Remove the drum. By removing the drum, you will get access to the inner workings of your brakes, which are mounted on the backing plate. To do this, you will first need to remove the dust cap in the center. Below, there will be an intact walnut and cotter pin. To remove the nut, use the pliers to remove the coater pin and socket. The drum should now slide.

If you have trouble sliding the drum, check to ensure that there are no additional bolts or clips holding it on the hub.

It is possible for the brake shoe to be stuck against the drum. In this case, you will need to remove the rubber plug behind the backing plate to gain access to the brake shoe adjuster. Use a flathead screwdriver or brake adjuster bar to withdraw them.

Inspect the brake shoes. Brake shoe liners should not be less than the recommended minimum thickness. For the main break shoe (closest to the front of the car) it is usually around 1/8 inches. For trailing brake shoe (one closest behind the car) it is usually around 7/64 inches. Check your service manual for exact car specifications and replace any brake liner that meets that standard.

Identify and observe your return springs. After removing their feet from the brake pedal, these springs are responsible for bringing back brake shoes to their proper resting place. It is important that these springs are not damaged or loose. As long as the springs are still tight and not damaged or overly rusted, you can continue to use them.

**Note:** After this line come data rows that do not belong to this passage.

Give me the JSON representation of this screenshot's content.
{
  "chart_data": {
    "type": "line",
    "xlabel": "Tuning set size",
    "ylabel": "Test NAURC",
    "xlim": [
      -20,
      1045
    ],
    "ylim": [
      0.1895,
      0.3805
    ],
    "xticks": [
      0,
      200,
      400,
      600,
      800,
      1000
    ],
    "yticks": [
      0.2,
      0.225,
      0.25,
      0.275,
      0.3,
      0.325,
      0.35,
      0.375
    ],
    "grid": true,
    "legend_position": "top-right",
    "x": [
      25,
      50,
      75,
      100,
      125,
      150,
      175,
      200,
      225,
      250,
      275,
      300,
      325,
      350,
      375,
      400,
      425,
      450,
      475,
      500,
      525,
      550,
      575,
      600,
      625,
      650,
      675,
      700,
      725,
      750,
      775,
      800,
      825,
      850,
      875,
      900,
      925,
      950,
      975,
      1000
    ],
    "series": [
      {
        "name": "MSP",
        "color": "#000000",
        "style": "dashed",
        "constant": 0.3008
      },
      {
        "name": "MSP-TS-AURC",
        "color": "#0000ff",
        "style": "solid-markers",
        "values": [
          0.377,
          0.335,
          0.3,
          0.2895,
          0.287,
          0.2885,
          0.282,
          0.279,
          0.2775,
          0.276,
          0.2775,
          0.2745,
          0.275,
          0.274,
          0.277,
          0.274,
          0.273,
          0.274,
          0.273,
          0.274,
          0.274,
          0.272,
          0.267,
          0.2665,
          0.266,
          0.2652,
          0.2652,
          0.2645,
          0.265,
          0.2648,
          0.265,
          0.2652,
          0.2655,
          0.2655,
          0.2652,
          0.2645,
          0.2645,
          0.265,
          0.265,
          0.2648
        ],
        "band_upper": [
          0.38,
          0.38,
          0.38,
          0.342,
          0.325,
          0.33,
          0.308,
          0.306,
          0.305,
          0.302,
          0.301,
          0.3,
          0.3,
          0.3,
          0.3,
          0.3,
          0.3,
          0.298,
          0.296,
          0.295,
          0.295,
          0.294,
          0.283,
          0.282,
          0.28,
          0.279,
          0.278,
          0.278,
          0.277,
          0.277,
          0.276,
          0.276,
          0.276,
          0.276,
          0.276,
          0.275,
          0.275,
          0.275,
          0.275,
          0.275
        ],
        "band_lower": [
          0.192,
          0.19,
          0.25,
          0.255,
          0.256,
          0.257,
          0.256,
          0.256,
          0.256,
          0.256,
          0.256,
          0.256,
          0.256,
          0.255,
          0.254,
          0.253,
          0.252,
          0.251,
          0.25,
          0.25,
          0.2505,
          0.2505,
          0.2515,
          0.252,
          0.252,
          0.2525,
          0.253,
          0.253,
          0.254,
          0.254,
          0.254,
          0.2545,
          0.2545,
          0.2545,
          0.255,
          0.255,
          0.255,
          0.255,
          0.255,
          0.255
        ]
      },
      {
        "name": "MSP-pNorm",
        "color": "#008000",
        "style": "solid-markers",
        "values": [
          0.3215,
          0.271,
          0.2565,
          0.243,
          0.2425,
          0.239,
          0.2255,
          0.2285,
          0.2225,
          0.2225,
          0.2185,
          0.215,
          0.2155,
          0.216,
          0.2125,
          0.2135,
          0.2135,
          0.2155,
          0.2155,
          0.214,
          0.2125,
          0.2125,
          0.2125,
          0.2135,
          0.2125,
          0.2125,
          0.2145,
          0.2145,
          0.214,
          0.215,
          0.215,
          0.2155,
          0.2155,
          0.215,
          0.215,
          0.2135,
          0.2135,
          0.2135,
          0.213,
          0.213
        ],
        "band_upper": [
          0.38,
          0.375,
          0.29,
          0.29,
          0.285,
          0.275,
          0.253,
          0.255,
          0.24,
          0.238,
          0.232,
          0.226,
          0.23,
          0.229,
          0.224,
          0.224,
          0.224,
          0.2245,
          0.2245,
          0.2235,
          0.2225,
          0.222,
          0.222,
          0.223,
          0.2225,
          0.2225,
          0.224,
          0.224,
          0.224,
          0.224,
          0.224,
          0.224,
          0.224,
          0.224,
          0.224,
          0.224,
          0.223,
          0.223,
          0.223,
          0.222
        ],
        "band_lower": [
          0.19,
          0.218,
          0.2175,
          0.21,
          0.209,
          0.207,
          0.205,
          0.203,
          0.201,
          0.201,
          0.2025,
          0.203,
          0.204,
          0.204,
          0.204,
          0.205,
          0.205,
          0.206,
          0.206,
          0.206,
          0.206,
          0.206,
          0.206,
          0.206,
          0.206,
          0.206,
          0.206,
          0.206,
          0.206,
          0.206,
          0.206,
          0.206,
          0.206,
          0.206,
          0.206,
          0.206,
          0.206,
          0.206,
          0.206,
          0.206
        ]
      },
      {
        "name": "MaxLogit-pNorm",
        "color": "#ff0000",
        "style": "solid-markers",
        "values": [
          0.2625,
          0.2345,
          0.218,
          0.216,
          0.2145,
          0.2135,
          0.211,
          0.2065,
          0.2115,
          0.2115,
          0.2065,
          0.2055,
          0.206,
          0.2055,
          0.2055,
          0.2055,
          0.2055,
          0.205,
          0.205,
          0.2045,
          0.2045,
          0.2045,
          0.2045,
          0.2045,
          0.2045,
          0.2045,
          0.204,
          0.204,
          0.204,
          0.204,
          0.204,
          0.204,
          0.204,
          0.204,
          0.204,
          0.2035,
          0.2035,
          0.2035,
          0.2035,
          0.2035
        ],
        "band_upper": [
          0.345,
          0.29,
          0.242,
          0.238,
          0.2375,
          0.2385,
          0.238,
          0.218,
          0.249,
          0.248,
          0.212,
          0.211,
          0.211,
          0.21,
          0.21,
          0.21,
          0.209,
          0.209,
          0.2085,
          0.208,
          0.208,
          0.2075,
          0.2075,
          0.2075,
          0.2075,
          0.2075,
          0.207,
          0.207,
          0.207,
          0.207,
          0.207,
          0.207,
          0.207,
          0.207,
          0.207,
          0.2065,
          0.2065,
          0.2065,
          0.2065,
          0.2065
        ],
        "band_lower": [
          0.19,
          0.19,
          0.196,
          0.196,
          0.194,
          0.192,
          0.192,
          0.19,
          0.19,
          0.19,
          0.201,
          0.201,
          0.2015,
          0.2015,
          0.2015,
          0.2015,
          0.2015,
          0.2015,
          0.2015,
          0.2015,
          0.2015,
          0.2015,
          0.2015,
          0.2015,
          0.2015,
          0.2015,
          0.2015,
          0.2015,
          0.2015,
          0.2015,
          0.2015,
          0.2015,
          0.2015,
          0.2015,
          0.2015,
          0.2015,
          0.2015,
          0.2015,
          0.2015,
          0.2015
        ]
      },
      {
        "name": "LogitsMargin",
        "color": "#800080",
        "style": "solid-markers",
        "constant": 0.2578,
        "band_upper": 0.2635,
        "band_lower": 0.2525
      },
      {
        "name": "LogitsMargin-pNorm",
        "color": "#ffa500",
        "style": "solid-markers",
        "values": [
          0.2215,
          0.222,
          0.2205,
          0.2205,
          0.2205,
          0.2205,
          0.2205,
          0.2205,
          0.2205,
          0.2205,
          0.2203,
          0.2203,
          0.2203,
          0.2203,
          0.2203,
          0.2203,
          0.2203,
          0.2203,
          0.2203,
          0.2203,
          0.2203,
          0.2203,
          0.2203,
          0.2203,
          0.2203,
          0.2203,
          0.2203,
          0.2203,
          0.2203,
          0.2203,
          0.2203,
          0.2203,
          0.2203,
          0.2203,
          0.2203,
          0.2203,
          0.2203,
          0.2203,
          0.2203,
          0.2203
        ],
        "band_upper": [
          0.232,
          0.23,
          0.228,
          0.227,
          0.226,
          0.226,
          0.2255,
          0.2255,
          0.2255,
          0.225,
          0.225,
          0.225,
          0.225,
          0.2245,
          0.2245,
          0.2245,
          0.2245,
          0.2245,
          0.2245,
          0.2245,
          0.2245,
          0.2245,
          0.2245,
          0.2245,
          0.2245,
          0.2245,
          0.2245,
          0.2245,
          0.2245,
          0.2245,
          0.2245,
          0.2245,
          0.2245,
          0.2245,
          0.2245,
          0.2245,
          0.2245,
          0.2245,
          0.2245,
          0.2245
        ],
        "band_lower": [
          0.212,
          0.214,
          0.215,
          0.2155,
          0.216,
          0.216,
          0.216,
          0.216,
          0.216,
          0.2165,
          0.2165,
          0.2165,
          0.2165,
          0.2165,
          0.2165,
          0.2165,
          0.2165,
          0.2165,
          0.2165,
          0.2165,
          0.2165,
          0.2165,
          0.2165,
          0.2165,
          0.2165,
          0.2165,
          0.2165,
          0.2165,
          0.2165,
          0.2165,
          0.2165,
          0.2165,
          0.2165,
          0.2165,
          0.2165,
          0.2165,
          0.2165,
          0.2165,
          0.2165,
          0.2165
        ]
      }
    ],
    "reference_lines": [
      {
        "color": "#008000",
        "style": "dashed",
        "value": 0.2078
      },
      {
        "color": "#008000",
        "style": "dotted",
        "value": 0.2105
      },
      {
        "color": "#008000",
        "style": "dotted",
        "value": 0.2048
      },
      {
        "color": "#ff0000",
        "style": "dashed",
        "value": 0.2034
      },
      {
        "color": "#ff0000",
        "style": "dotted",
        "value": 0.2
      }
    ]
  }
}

If you need to remove the springs to replace them, or so that you can remove or change your brake shoes, make it air using the brake spring pliers.

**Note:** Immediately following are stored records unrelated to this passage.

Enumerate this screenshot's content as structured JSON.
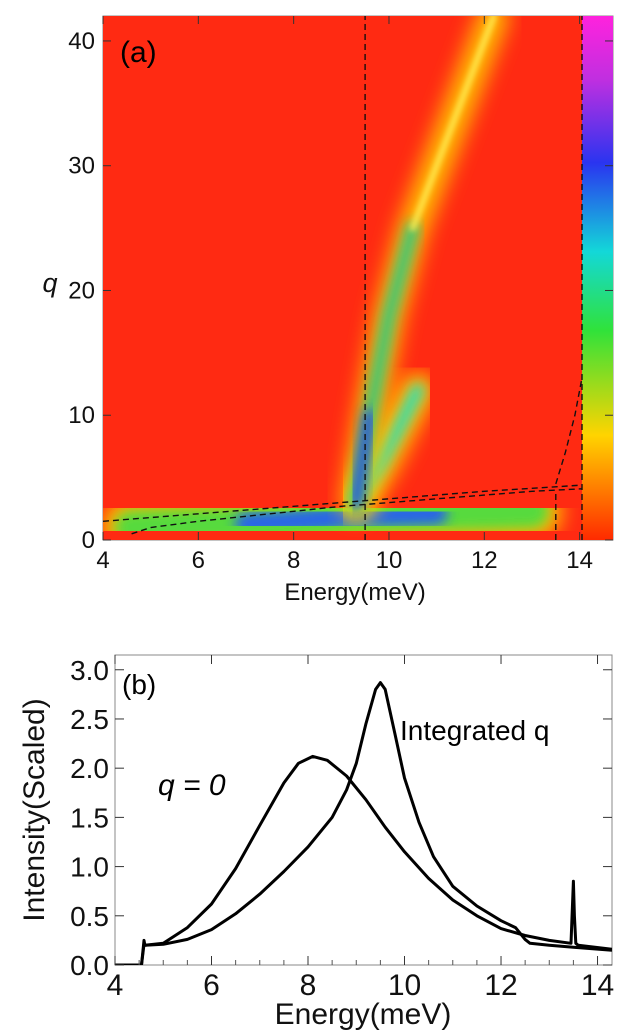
{
  "chart_data": [
    {
      "type": "heatmap",
      "panel_label": "(a)",
      "xlabel": "Energy(meV)",
      "ylabel": "q",
      "xlim": [
        4,
        14.7
      ],
      "ylim": [
        0,
        42
      ],
      "x_ticks": [
        4,
        6,
        8,
        10,
        12,
        14
      ],
      "y_ticks": [
        0,
        10,
        20,
        30,
        40
      ],
      "colormap": "rainbow (red background, yellow-green-cyan-blue-magenta for higher values)",
      "features": [
        {
          "feature": "bright ridge",
          "x": [
            9.3,
            9.6,
            10.0,
            10.5,
            11.0,
            11.5,
            12.2
          ],
          "y": [
            3,
            10,
            18,
            25,
            30,
            35,
            42
          ]
        },
        {
          "feature": "bright branch",
          "x": [
            9.3,
            9.8,
            10.2,
            10.6
          ],
          "y": [
            3,
            6,
            9,
            12
          ]
        },
        {
          "feature": "low-q band",
          "x": [
            4.6,
            6,
            7,
            8,
            9,
            10,
            11,
            12,
            13
          ],
          "y": [
            1,
            1.2,
            1.3,
            1.5,
            1.8,
            2,
            2.1,
            2.2,
            2.3
          ]
        }
      ],
      "dashed_lines": [
        {
          "x": [
            9.5,
            9.5
          ],
          "y": [
            0,
            42
          ]
        },
        {
          "x": [
            14.05,
            14.05
          ],
          "y": [
            0,
            42
          ]
        },
        {
          "x": [
            13.5,
            13.5
          ],
          "y": [
            0,
            4
          ]
        },
        {
          "x": [
            4.0,
            6,
            8,
            10,
            12,
            14.05
          ],
          "y": [
            1.5,
            2.1,
            2.7,
            3.3,
            3.9,
            4.4
          ]
        },
        {
          "x": [
            4.6,
            5,
            6,
            7,
            8,
            9,
            10,
            11,
            12,
            13,
            14.05
          ],
          "y": [
            0.5,
            1.0,
            1.5,
            1.9,
            2.3,
            2.7,
            3.0,
            3.3,
            3.6,
            3.9,
            4.1
          ]
        },
        {
          "x": [
            13.5,
            13.7,
            13.9,
            14.05
          ],
          "y": [
            4.5,
            7,
            10,
            13
          ]
        }
      ]
    },
    {
      "type": "line",
      "panel_label": "(b)",
      "xlabel": "Energy(meV)",
      "ylabel": "Intensity(Scaled)",
      "xlim": [
        4,
        14.3
      ],
      "ylim": [
        0,
        3.15
      ],
      "x_ticks": [
        4,
        6,
        8,
        10,
        12,
        14
      ],
      "y_ticks": [
        "0.0",
        "0.5",
        "1.0",
        "1.5",
        "2.0",
        "2.5",
        "3.0"
      ],
      "annotations": [
        "q = 0",
        "Integrated q"
      ],
      "series": [
        {
          "x": [
            4.0,
            4.55,
            4.6,
            4.62,
            5.0,
            5.5,
            6.0,
            6.5,
            7.0,
            7.5,
            7.8,
            8.1,
            8.4,
            8.8,
            9.2,
            9.6,
            10.0,
            10.5,
            11.0,
            11.5,
            12.0,
            12.5,
            13.0,
            13.45,
            13.5,
            13.52,
            13.55,
            13.6,
            14.3
          ],
          "y": [
            0.0,
            0.0,
            0.25,
            0.2,
            0.22,
            0.38,
            0.62,
            0.98,
            1.42,
            1.85,
            2.05,
            2.12,
            2.08,
            1.92,
            1.68,
            1.4,
            1.15,
            0.88,
            0.66,
            0.5,
            0.37,
            0.3,
            0.25,
            0.22,
            0.85,
            0.5,
            0.22,
            0.2,
            0.16
          ]
        },
        {
          "x": [
            4.0,
            4.55,
            4.6,
            4.62,
            5.0,
            5.5,
            6.0,
            6.5,
            7.0,
            7.5,
            8.0,
            8.5,
            8.8,
            9.0,
            9.2,
            9.4,
            9.5,
            9.6,
            9.8,
            10.0,
            10.3,
            10.6,
            11.0,
            11.5,
            12.0,
            12.3,
            12.5,
            12.6,
            13.0,
            13.5,
            14.3
          ],
          "y": [
            0.0,
            0.0,
            0.21,
            0.2,
            0.21,
            0.26,
            0.36,
            0.52,
            0.72,
            0.95,
            1.2,
            1.5,
            1.78,
            2.05,
            2.45,
            2.8,
            2.87,
            2.8,
            2.35,
            1.9,
            1.45,
            1.1,
            0.8,
            0.6,
            0.45,
            0.38,
            0.26,
            0.22,
            0.2,
            0.18,
            0.15
          ]
        }
      ]
    }
  ]
}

Change your wheel cylinder. The best practice to replace the wheel cylinder is to stop the brake drum anytime. The brakes will continue to work until the cylinder does not leak or stick, but it is impossible to see the cylinder and determine how much to wear inside. To change the wheel cylinder, you must first remove the brake line with the wrench. After this, remove one or two bolts and remove the cylinder from the backing plate. Install the new cylinder bolt at the place where the original was, and then connect the brake line.

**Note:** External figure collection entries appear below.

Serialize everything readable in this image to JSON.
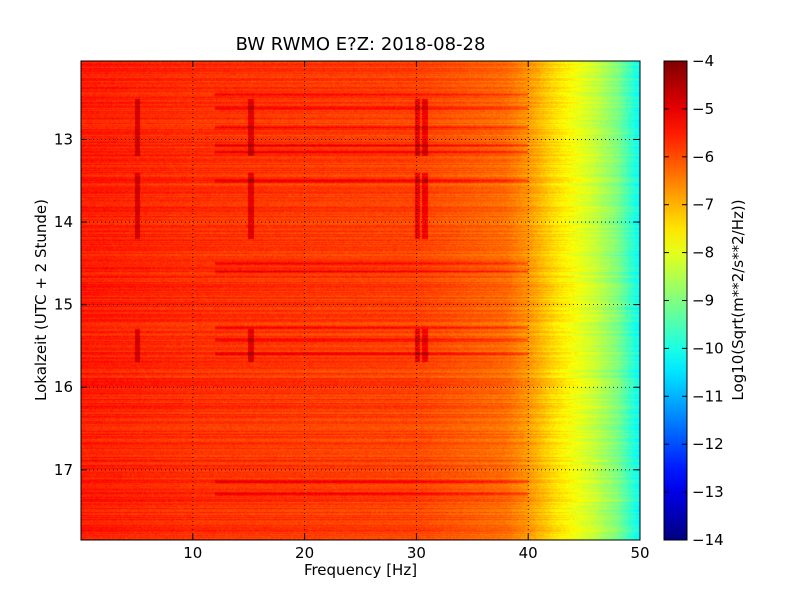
{
  "chart_data": {
    "type": "heatmap",
    "title": "BW RWMO E?Z: 2018-08-28",
    "xlabel": "Frequency [Hz]",
    "ylabel": "Lokalzeit (UTC + 2 Stunde)",
    "colorbar_label": "Log10(Sqrt(m**2/s**2/Hz))",
    "colormap": "jet",
    "xlim": [
      0,
      50
    ],
    "ylim": [
      17.85,
      12.05
    ],
    "clim": [
      -14,
      -4
    ],
    "x_ticks": [
      10,
      20,
      30,
      40,
      50
    ],
    "x_tick_labels": [
      "10",
      "20",
      "30",
      "40",
      "50"
    ],
    "y_ticks": [
      13,
      14,
      15,
      16,
      17
    ],
    "y_tick_labels": [
      "13",
      "14",
      "15",
      "16",
      "17"
    ],
    "colorbar_ticks": [
      -4,
      -5,
      -6,
      -7,
      -8,
      -9,
      -10,
      -11,
      -12,
      -13,
      -14
    ],
    "colorbar_tick_labels": [
      "−4",
      "−5",
      "−6",
      "−7",
      "−8",
      "−9",
      "−10",
      "−11",
      "−12",
      "−13",
      "−14"
    ],
    "grid": true,
    "spectrum_profile": {
      "frequency": [
        0,
        5,
        10,
        20,
        30,
        38,
        40,
        42,
        44,
        46,
        48,
        49,
        50
      ],
      "level": [
        -5.5,
        -5.6,
        -5.7,
        -5.8,
        -5.9,
        -6.3,
        -6.7,
        -7.3,
        -7.8,
        -8.3,
        -9.0,
        -9.6,
        -10.2
      ]
    },
    "strong_time_bands": [
      12.45,
      12.62,
      12.85,
      13.07,
      13.15,
      13.5,
      14.5,
      14.6,
      15.28,
      15.43,
      15.6,
      17.15,
      17.3
    ],
    "vertical_features_hz": [
      5,
      15.2,
      30.1,
      30.8
    ]
  }
}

Inspecting and Servicing the Hydraulic Brake System

Find out the master cylinder. It is a reservoir tank which stores brake fluid. It is located under the hood on the driver’s side firewall.

Look for brake fluid out of the master cylinder. This will indicate that the master cylinder is leaking. It will result in very little brake fluid in the system and will reduce your stopping power. If not enough, there will be weak or spongey brakes.

Check your brake fluid. Hydraulic braking fluid is the medium which allows the force to move from the brake pedal to the brake. Remove the lid from the master cylinder and look inside. The brake fluid should be all the way up to the “full” line. If it is not, you will need to add brake fluid and follow any air-purifying technique that recommends your service manual.

Do not let dirt or other contaminated substances fall into the master cylinder. It will compromise your brake system. When your brake checks the fluid, change the master cylinder cap.

You should also change your brake fluid as often as your boss’s manual recommends, otherwise it can absorb moisture from the air which connects the system and reduces the pressure inside the brake lines by allowing the fluid to boil. 

Check your brake lines. If you have rubber brake lines, make sure there is no puncture, leak or fall along the entire length of the line. If you have metal brake lines, then you should also check for war or rust. If you see any of these symptoms of deterioration of the brake line, then you will need to change your lines.